In a letter to FTC Chairman Timothy Muris and Acting Assistant Attorney General for Antitrust R. Hewitt Pate, the consumer groups wrote, "Although we are the first to applaud businesses that discount their services to consumers, when such discounts constitute short-term efforts to eliminate competitors from the market, they harm consumers by denying them the long-term benefits of expanded choices and lower prices."

Dr. Mark Cooper, research director for Consumer Federation of America, cited news reports of this controversial pricing structure:

In San Francisco, Calif., and Minneapolis, Minn., Comcast is reportedly raising the monthly fee for high-speed Internet service from $46 to $60 for customers who don't also subscribe to cable TV.

In Pittsburgh, Pa., Comcast is reportedly raising high-speed Internet rates from $42.95 to $57.95 a month, for customers who own their cable modems and from $45.95 to $57.95 for customers who rent their modems unless they agree to sign up for cable TV.

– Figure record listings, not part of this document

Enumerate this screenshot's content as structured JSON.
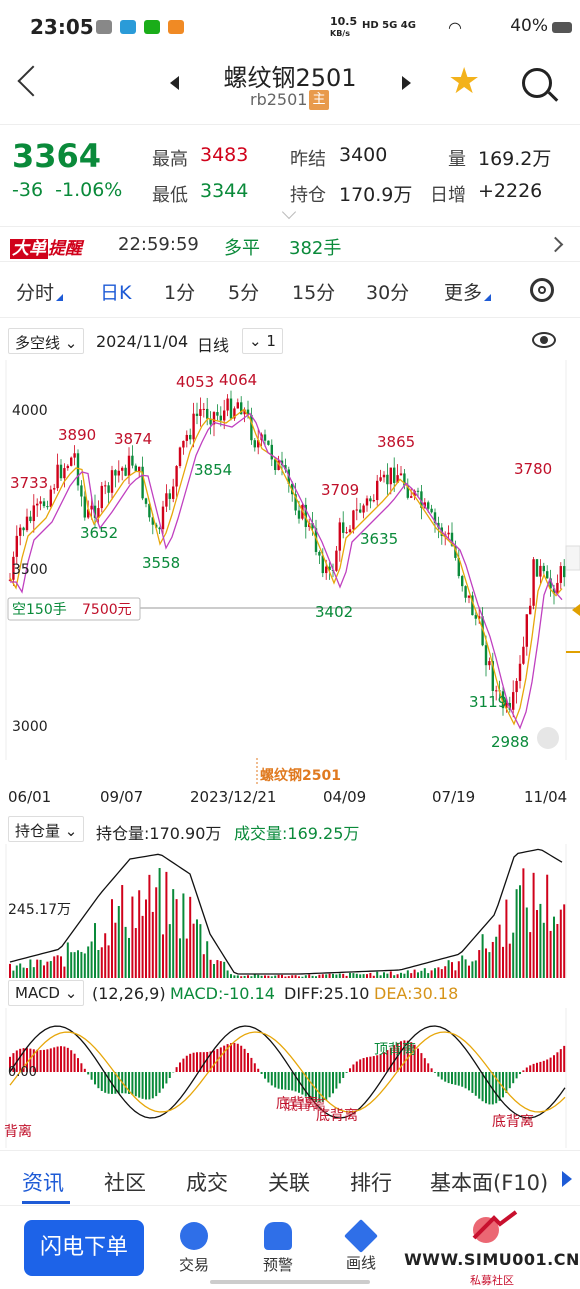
{
  "status_bar": {
    "time": "23:05",
    "net_speed": "10.5",
    "net_unit": "KB/s",
    "signal_labels": "HD 5G 4G",
    "battery": "40%"
  },
  "header": {
    "title": "螺纹钢2501",
    "code": "rb2501",
    "main_badge": "主"
  },
  "quote": {
    "price": "3364",
    "change": "-36",
    "change_pct": "-1.06%",
    "high_label": "最高",
    "high": "3483",
    "low_label": "最低",
    "low": "3344",
    "prev_settle_label": "昨结",
    "prev_settle": "3400",
    "open_interest_label": "持仓",
    "open_interest": "170.9万",
    "volume_label": "量",
    "volume": "169.2万",
    "daily_incr_label": "日增",
    "daily_incr": "+2226"
  },
  "alert": {
    "logo_a": "大单",
    "logo_b": "提醒",
    "time": "22:59:59",
    "type": "多平",
    "qty": "382手"
  },
  "period_tabs": [
    "分时",
    "日K",
    "1分",
    "5分",
    "15分",
    "30分",
    "更多"
  ],
  "indicator_row": {
    "indicator": "多空线",
    "date": "2024/11/04",
    "period": "日线",
    "multiplier": "1"
  },
  "kline": {
    "price_ticks": [
      "4000",
      "3500",
      "3000"
    ],
    "annotations_high": [
      "3733",
      "3890",
      "3874",
      "4053",
      "4064",
      "3709",
      "3865",
      "3780"
    ],
    "annotations_low": [
      "3652",
      "3558",
      "3854",
      "3402",
      "3635",
      "3119",
      "2988"
    ],
    "position_label": "空150手",
    "position_value": "7500元",
    "watermark": "螺纹钢2501",
    "x_labels": [
      "06/01",
      "09/07",
      "2023/12/21",
      "04/09",
      "07/19",
      "11/04"
    ]
  },
  "volume_panel": {
    "selector": "持仓量",
    "oi_text": "持仓量:170.90万",
    "vol_text": "成交量:169.25万",
    "axis_label": "245.17万"
  },
  "macd_panel": {
    "selector": "MACD",
    "params": "(12,26,9)",
    "macd": "MACD:-10.14",
    "diff": "DIFF:25.10",
    "dea": "DEA:30.18",
    "zero": "0.00",
    "div_top": "顶背离",
    "div_bottom1": "底背离",
    "div_bottom2": "底背离",
    "div_bottom3": "底背离",
    "div_bottom4": "底背离",
    "div_partial": "背离"
  },
  "bottom_tabs": [
    "资讯",
    "社区",
    "成交",
    "关联",
    "排行",
    "基本面(F10)"
  ],
  "bottom_nav": {
    "order_button": "闪电下单",
    "items": [
      "交易",
      "预警",
      "画线"
    ]
  },
  "watermark": {
    "url": "WWW.SIMU001.CN",
    "sub": "私募社区"
  }
}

Cooper explained: "This is how the bundling works. Consumers who choose to take cable-modem-only service are offered the service at a price in the range of $55 - $60 per month. If they also take basic cable service, the price for cable modem service is in the range of $40 - $45 per month. In many cases, this discount is offered to avoid a recent price increase, but that does not change the basic fact that, if consumers take basic cable, they are offered a much lower price. The marginal cost of basic service is not zero and it is certainly not negative. The cost of the cable set top box alone -- which is required for TV service, but not Internet service -- is reported to be $250 and there are certainly variable costs associated with basic service.

"If there were ever a candidate for an investigation of predatory pricing under the antitrust laws, this would be it. Even if the government concludes that the price is not predatory in the classic sense, it must be deeply concerned about anticompetitive tying," Cooper said.

"The effect of cable undermining its only serious potential competitor, satellite TV, will cost consumers dearly in the long term. The FTC and Justice need to launch an investigation of these practices and take action before cable companies take this any further," Cooper concluded.

***

Consumers Union, publisher of Consumer Reports magazine, is an independent nonprofit testing, educational and information organization serving only the consumer. We are a comprehensive source of unbiased advice about products and services, personal finance, health, nutrition and other consumer concerns. Since 1936, our mission has been to test products, inform the public and protect consumers

The Consumer Federation of America is the nation's largest consumer advocacy group, composed of over two hundred and forty state and local affiliates representing consumer, senior, citizen, low-income, labor, farm, public power and cooperative organizations, with more than fifty million individual members.